Società spesso lavatrici di danaro sporco o strumento efficacissimo di elusione fiscale per la ridotta tassazione che la legge concede alle società sportive “senza fini di lucro” e per ingaggi e costo dei cartellini sui quali i controlli sono, il più delle volte, inesistenti. Ingaggi e costi dei calciatori spesso gonfiati per costituire riserve di danaro in nero che alimentano altra ricchezza, con la complicità di procuratori, faccendieri ed intere articolate organizzazioni. Soprattutto internazionali.
E cosa dire di ciò che ruota intorno alle scommesse ed agli innumerevoli sportelli dai nomi altisonanti dove una umanità disperata si aggrappa alla speranza fino ad arrivare alle patologie del gioco e della “bolletta”? E allora ci si gonfia il petto per la coppa o lo scudetto e si sogna l’arrivo di Messi o il ritorno di Maradona (con trent’anni di meno) oppure affiorano delusioni ed aspettative disattese, e fioccano improbabili accuse al “pappone di turno che tiene per sé tutti i soldi guadagnati e non ci compra il campione del momento che ci faccia vincere” svergognando il nemico.
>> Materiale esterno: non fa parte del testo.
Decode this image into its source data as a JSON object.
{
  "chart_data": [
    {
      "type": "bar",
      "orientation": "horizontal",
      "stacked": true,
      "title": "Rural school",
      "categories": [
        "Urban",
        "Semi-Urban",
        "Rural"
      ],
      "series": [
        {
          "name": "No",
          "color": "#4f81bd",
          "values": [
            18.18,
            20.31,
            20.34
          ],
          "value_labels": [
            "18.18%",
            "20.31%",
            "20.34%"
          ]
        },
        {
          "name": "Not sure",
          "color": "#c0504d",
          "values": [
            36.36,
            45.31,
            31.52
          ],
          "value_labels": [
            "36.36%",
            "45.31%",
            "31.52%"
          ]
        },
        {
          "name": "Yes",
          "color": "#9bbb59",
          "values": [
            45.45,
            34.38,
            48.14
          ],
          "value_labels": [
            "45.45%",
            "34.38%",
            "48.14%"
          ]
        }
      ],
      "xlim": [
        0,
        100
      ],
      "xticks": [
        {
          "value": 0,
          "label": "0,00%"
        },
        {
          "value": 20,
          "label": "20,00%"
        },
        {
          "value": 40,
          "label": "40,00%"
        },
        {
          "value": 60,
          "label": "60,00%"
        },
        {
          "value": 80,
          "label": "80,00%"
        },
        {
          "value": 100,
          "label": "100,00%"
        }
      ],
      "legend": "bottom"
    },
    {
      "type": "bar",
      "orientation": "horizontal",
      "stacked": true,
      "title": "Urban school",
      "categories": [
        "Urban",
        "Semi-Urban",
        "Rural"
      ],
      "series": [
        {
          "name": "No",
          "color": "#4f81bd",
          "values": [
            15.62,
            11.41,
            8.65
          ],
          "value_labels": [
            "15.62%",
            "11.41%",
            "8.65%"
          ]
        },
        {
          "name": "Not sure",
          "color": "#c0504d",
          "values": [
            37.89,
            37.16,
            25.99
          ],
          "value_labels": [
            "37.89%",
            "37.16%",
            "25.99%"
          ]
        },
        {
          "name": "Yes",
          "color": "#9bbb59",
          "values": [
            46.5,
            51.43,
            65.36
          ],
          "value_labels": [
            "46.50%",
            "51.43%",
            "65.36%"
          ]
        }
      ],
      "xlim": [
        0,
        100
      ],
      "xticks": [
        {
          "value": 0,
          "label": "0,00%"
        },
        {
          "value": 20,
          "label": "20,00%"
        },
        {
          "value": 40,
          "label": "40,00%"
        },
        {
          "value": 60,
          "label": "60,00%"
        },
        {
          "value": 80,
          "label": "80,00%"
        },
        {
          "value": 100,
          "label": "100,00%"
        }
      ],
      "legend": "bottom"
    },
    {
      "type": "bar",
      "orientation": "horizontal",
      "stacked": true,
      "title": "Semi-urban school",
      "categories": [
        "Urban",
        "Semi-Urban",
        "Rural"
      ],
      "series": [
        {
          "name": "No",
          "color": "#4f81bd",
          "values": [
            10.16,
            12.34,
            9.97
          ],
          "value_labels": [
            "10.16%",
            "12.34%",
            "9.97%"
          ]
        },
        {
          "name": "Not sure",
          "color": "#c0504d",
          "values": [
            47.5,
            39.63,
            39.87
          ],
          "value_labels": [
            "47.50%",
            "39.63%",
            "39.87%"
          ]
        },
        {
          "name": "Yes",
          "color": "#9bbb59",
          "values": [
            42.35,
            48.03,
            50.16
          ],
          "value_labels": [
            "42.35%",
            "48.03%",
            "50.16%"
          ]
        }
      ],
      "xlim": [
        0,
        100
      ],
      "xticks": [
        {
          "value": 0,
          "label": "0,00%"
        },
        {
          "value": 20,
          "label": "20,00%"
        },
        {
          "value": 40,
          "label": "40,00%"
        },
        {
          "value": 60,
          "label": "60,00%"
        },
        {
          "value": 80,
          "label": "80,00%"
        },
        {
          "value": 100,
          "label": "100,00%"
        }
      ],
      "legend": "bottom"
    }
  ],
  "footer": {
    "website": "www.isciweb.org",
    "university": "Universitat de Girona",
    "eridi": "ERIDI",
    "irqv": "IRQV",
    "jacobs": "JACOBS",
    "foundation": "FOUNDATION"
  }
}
Confondendo un imprenditore miliardario perché abilissimo con il comune ragazzo ultrà addetto al posizionamento degli striscioni in curva B.
La violenza negli stadi non si verificherebbe se riconquistassimo al calcio il giusto merito dello sport e ne riscoprissimo i valori dei tempi che furono. La sana competizione, l’agonismo senza esasperazioni plateali, senza i Cassano o i Balotelli, (emblemi ideali) la lealtà ed il profondo rispetto per l’avversario e per gli arbitri, dentro il campo e davanti alle telecamere.
La trasparenza ed il controllo delle società in tutti i loro atti, a cominciare dal giogo al quale sono spesso costrette a soccombere per i ricatti di branchi di prepotenti camorristi e violenti facinorosi. E questo apparire, questo divismo, questa idolatria pagana per dei ragazzi che hanno un età media di 24 anni, questa aberrazione finanziaria con cifre paradossali che trovano un fondamento non certo nei valori dello sport ma soltanto in quelli del business.
Mio padre, gran lavoratore ed appassionato di calcio, oltre che discreto calciatore dilettante, diceva sempre: “i calciatori dovrebbero essere considerati per ciò che sono: manovali. Cosa cambia se al posto delle mani usano i piedi?” Cambia, papà, purtroppo cambia. Che lo show business continui, seppure alcuni di loro, a volte, sembrano proprio dei manovali del calcio. Ma almeno, quando sputano, non sarebbe possibile evitare di inquadrarli in primo piano? Grazie!